Getting kids to go to bed can be a struggle at any age, from the time they’re babies until they’re teenagers. But when it comes to how well they do in school, sleep plays a critical role in their success.
“Not having enough sleep can be very disruptive to students,” said Frank H. Biscardi, M.D., from the department of Department of Pulmonology, Critical Care, Sleep and Environmental Medicine at Carilion Clinic. “They need to have a consistent sleep pattern and bedtime routine to thrive during the school day.”
Kids who don’t get enough sleep can have trouble paying attention, processing information, managing their emotions and staying awake in school. From preschool through college, sleep provides energy, improves mood and helps kids perform better academically.
According to the National Sleep Foundation, children need 10 to 13 hours of sleep per night at the preschool age and 8 to 10 hours for teenagers.

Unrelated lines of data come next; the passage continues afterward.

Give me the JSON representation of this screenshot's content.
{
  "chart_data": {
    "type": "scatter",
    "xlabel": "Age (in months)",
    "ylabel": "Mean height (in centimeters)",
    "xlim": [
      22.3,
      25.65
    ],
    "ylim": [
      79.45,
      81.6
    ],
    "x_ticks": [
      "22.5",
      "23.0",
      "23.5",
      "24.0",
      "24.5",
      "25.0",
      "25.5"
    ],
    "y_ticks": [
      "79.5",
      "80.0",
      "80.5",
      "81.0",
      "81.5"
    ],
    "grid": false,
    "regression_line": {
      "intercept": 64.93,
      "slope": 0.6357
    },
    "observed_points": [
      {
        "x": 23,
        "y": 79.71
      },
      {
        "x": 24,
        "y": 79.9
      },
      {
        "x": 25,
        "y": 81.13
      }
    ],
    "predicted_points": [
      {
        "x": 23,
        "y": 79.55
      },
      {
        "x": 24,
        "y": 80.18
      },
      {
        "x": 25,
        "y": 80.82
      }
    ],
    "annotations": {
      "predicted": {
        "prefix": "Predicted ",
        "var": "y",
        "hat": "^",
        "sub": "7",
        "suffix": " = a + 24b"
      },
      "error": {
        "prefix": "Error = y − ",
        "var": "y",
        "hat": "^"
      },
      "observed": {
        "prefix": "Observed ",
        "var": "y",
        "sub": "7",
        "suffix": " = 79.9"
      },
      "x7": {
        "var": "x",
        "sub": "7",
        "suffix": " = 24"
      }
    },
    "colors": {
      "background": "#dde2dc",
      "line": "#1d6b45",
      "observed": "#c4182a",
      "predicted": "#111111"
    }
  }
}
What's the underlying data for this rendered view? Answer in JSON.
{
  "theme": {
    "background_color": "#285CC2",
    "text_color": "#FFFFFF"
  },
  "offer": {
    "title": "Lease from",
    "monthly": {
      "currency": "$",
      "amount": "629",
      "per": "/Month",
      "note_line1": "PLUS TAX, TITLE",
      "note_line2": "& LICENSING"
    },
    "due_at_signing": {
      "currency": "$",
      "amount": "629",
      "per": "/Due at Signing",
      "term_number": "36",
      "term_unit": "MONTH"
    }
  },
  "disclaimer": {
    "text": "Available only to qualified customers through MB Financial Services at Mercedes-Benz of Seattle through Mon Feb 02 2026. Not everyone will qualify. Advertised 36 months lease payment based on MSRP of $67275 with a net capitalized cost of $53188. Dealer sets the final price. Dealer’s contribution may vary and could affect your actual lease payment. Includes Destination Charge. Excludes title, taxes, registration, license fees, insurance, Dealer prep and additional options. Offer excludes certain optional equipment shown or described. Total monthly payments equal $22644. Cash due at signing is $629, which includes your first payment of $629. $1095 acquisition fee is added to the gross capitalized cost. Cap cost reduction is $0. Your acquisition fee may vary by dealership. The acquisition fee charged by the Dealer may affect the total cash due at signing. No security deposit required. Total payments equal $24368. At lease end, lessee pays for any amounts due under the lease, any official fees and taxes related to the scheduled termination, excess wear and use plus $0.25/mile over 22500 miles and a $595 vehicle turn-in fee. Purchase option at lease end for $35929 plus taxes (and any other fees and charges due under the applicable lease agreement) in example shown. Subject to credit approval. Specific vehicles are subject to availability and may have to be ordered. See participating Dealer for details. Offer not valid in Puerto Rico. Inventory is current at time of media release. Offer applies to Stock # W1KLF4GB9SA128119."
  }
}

Below are tips from Dr. Biscardi on how to set your children up to succeed by managing their sleep habits:
- Be consistent – If a child doesn’t get enough sleep day after day, they will develop “sleep debt,”, a state of being chronically sleep deprived that can cause cognitive and behavioral problems. Encourage your kids to establish good sleep habits as early as possible.
- Unplug – The bright light from electronics is disruptive and affects the body’s circadian rhythms, or internal clock. Electronics can create problems falling asleep or even cause insomnia. Avoid the use of electronics for at least one hour before bedtime.
- Set limits – It is much better for parents to establish an appropriate bedtime than to allow kids to decide for themselves when to go to sleep. To make sure your child gets enough sleep, set a regular bedtime and avoid letting kids have distractions like TVs in their bedrooms.
If you think your child may have a sleep disorder like narcolepsy, insomnia or sleep apnea, make an appointment with their primary care physician.